The Integrating Humanities Initiatives
Academic Year 2026-2027
Professor Jordan Branch
Writing Beyond the Academy: Securing an Agent and a Commercial Book Deal
This one-day workshop with Scholars to Storytellers is an intensive professional development seminar designed to demystify the transition from specialized academic research to commercial trade publishing. The program addresses the structural and stylistic barriers that often prevent rigorous academic work from reaching a mainstream audience. The workshop is led by John Ghazvinian, an academic historian who has published a best-selling trade book on U.S.-Iranian relations. The curriculum includes an introduction to trade publishing, highlighting the differences between academic and commercial presses; guidance on the mechanics of writing a book proposal for a trade press; an introduction to finding the right literary agent; and interactive workshopping and feedback of draft book proposal ideas and writing samples.

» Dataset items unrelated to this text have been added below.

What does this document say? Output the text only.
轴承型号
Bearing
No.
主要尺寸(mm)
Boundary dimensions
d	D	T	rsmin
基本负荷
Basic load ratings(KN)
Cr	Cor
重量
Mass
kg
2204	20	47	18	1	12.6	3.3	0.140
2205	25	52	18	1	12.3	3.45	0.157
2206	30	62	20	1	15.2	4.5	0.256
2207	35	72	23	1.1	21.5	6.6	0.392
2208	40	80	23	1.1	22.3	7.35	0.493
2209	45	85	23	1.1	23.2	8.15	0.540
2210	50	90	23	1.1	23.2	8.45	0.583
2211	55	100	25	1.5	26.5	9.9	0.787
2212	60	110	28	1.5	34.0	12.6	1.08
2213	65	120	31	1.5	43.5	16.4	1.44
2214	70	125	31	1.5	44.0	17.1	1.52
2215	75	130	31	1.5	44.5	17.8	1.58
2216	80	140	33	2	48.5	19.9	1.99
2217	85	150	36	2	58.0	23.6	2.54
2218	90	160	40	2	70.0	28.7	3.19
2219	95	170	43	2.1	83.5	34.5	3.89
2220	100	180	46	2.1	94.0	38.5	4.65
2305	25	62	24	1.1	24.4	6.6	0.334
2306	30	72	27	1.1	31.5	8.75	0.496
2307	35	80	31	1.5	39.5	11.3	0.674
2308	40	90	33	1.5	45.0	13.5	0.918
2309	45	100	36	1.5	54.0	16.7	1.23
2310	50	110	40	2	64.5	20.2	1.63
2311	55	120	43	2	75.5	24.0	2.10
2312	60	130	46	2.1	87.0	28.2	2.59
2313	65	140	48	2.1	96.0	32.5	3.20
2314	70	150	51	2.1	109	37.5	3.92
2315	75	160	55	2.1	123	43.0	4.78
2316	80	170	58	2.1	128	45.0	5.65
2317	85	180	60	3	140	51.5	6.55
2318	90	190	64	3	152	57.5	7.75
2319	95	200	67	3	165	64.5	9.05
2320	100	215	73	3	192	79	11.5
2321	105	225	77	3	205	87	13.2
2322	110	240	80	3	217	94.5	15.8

Professor Devin Fergus, Professor Lynn Itagaki, RA Kendall Higgins and RA Yena Song
Gender and Capitalism
This project supports three student research assistants to assist with the planning, execution, follow-up, and pre-publication work for a conference on gender and capitalism in U.S. history. Professor Lynn Itagaki and Professor Devin Fergus will serve as conference co-organizers. Student research assistants will play an integral role in both the intellectual and logistical dimensions of the conference. In the initial stages, students will assist in developing a working bibliography on gender and capitalism in U.S. history. This work will involve identifying key texts, synthesizing core themes, and mapping emerging areas of scholarship. Students will also help identify prospective conference participants and prepare brief background summaries of their work, as well as assist in organizing pre-circulated papers. As planning progresses, students will contribute to the organizational infrastructure of the conference. During the conference itself, student assistants will provide essential on-site support. Following the conference, students will assist with post-conference activities, including organizing and synthesizing notes, refining the working bibliography, and supporting early stages of publication planning.
professor radhika Koul
Upstream: The Humanities and the Making of AI
This project organizes a series of three practitioner engagement events over AY 2026-27, bringing AI industry professionals into dialogue with CMC faculty and students. The central premise is that the humanities are not merely a corrective to artificial intelligence — a layer of ethical oversight applied after the fact — but a generative force that should shape how AI systems are conceived, designed, and deployed. Making this argument vivid requires putting humanists and practitioners in genuine conversation, which this series does in two registers: public sessions giving career-oriented students direct access to what humanistic thinking looks like inside the AI industry, and faculty-practitioner working dinners in which a small group of CMC faculty engages the practitioner in focused discussion of how humanistic perspectives bear on the decisions they actually face.
The three events move from career identity to intellectual substance to collective reflection. The first focuses on professional pathways, giving students a concrete picture of where and how humanists work inside AI firms. The second engages the decisions, frameworks, and forms of knowledge at stake when AI systems are built and evaluated. The third takes place as part of a faculty-organized conference on narrative neuroscience, with a roundtable of practitioners and scholars exploring what it would mean to embed humanistic values in AI work from the start. Together, the series aims to make the humanities legible as a genuine career asset in the technology sector, advance a substantive intellectual framework for the relationship between humanistic inquiry and AI development, and build a network of practitioner-partners for ongoing curricular and research collaboration.
Professor Tamara Venit-Shelton
HS Cross-Section Collaboration
This project supports cross-section collaborations among First-Year Humanities Seminars (FHS) to spark common colloquy among faculty and students. Through guest speakers, events, salon-style conversations, and other co-curricular experiences, it aims to foster shared insights and a deeper appreciation, especially among first-year students, for the variety and vitality of the Humanities at CMC.